Spotify is one of the larger music streaming services available today with 345 million active users 1. Instead of having to buy cds or download every song to listen to, Spotify allows access to millions of songs without having to download them on electronic devices.
In our project, we want to discover the most popular genre. In addition, our other question is if a feature has a strong correlation to certain other features. Our data will specify a few genres that may be the most popular. Certain features will be strongly correlated to other features.
The data we are using is based on Spotify data from 1921 to 2020 including over 175,000 audio tracks.We found our data on Kaggle 2. This dataset groups the data by artist, genre, and year. There are nine different variables measured in the dataset. They are acousticness, danceability, duration, energy, liveness, instrumentalness, loudness, speechiness, valence, popularity, and tempo.

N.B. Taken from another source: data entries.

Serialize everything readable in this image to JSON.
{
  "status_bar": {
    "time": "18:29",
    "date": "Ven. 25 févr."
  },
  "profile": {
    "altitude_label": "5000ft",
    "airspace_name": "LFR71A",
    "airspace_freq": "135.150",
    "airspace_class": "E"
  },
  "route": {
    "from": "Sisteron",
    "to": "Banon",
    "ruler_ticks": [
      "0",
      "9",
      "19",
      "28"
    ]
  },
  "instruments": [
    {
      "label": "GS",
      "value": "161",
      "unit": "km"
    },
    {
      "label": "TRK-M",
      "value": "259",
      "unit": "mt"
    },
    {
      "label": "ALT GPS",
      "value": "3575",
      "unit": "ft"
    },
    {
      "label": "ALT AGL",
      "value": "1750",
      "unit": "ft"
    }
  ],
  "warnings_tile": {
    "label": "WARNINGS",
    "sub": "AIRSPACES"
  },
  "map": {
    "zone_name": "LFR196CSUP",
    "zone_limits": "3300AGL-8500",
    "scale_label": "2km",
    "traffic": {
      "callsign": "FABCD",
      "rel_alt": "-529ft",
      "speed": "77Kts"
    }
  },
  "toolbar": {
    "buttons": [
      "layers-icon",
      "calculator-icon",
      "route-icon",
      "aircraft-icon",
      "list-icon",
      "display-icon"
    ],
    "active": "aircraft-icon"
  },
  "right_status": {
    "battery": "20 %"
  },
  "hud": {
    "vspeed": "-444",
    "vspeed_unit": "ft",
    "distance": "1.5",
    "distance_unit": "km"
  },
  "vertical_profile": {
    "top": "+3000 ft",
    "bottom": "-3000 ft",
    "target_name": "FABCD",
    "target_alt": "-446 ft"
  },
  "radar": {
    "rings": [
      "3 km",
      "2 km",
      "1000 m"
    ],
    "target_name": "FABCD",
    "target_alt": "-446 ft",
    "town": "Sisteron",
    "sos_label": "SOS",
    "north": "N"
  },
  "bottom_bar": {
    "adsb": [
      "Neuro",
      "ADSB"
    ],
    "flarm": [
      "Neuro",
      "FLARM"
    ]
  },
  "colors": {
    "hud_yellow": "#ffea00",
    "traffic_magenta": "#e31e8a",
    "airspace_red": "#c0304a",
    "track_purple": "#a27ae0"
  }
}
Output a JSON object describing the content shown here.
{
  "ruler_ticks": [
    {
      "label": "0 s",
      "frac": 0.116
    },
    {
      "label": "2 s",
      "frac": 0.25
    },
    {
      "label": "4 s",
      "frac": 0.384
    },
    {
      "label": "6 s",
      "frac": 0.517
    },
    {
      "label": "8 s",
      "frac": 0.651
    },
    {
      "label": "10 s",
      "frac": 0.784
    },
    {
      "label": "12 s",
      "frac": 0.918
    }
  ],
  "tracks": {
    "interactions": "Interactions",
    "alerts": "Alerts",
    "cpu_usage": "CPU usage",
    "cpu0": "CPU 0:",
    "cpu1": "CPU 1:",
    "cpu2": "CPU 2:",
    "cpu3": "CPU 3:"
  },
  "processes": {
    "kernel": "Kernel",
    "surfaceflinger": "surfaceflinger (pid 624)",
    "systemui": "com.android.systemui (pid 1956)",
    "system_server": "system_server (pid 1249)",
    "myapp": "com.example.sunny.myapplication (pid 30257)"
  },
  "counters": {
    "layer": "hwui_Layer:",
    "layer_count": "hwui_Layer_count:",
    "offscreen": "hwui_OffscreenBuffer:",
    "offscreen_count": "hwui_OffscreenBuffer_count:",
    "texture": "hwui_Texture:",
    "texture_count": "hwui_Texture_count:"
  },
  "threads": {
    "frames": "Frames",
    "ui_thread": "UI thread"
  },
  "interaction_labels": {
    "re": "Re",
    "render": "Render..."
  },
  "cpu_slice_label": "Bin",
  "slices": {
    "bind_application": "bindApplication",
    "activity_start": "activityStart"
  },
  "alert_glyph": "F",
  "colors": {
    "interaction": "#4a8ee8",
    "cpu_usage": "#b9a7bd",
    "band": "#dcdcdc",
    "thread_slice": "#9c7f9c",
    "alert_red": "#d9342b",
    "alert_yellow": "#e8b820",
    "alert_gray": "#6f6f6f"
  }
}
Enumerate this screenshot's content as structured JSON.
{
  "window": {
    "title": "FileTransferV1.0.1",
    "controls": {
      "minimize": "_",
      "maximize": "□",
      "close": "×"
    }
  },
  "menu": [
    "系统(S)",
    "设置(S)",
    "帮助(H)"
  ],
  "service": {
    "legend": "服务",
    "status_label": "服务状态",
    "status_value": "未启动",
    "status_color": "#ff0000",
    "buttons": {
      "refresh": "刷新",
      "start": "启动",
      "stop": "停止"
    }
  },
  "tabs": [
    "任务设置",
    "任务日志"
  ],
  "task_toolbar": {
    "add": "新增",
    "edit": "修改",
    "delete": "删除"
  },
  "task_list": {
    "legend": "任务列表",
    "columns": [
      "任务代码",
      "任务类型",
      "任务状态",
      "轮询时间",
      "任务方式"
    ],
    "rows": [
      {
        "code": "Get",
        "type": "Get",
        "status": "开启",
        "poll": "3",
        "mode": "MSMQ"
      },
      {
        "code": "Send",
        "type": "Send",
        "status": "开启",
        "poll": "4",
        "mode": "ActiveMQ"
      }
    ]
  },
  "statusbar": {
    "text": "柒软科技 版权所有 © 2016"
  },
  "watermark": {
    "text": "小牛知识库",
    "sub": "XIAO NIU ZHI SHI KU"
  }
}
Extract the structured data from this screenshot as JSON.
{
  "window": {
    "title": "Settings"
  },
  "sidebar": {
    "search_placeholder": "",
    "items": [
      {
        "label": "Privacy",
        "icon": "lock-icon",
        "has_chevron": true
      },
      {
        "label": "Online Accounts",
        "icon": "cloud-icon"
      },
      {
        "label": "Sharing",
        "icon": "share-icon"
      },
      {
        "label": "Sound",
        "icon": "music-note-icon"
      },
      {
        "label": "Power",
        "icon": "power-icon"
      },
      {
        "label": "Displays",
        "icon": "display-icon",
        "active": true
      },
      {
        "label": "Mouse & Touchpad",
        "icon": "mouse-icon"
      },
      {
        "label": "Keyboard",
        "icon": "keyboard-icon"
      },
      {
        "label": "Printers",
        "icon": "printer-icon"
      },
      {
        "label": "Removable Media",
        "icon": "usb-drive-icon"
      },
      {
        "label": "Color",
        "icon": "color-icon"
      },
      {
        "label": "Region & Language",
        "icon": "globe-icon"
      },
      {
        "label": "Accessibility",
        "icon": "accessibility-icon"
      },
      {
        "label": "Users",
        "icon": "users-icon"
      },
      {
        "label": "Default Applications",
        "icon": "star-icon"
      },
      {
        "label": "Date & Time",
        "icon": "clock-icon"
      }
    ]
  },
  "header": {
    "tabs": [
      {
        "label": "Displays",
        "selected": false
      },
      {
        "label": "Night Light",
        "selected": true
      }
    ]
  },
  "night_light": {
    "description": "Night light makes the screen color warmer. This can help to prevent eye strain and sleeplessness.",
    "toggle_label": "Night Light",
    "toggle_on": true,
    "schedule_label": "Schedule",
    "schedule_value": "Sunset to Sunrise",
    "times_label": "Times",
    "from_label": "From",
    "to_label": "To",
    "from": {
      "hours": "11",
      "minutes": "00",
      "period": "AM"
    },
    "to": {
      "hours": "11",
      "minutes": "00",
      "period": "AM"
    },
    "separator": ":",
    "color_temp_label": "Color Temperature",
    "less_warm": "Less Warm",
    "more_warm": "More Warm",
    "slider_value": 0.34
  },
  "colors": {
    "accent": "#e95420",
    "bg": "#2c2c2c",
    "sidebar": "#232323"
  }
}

Energy is a perceptual measure of the intensity and activity of a track on a scale from 0.0 to 1.0. Some of the perceptual features that are included in this are dynamic range, perceived loudness, timbre, onset rate, and general entropy. Liveness ranges from 0 to 1 and detects if an audience is present in a recording. If the liveness value is above 0.8, there is a strong likelihood that the track is live. Acousticness is the confidence measure of the track being acoustic. It varies from 0.0 to 1.0, with 1.0 representing high confidence that the track is acoustic. Loudness ranges from -60 to 0 and is measured in decibels (dB). It suggests the overall loudless averaged over the entire track. The measure of danceability includes a combination of tempo, rhythm stability, beat strength and regularity. It rates how suitable a track is for dancing from 0.0 to 1.0 with 1 being the most danceable. Duration measures the length of the track in milliseconds (ms). The instrumentalness feature tracks whether a song contains vocals. “Ooh” and “aah” sounds are treated as instrumental in this context. Rap or spoken word tracks are considered vocal. Instrumentalness ranges from 0 to 1.0 with 1.0 being the most instrumental. Speechiness is the opposite of instrumentalness, measuring the relative length of the track containing any kind of human voice. The tempo feature gives information on the tempo of the track in Beat Per Minute (BPM). Valence measures the positiveness of the track, higher valence relates to more cheerful and upbeat songs. Lastly, popularity is calculated by an algorithm that is based on the total number of plays the track has had and how recent those plays are.
In the rest of our report, we intend to first group the genres into broader categories and then analyze the features throughout the genres. We want to discover which genres are the most popular by using t-tests comparing the genre popularity means. We will also compare features to each other and test the correlations between two features to see if they have a strong linear relationship or not. In the end, we hope to discover how popularity is related to different genres, as well and how different features relate to each other.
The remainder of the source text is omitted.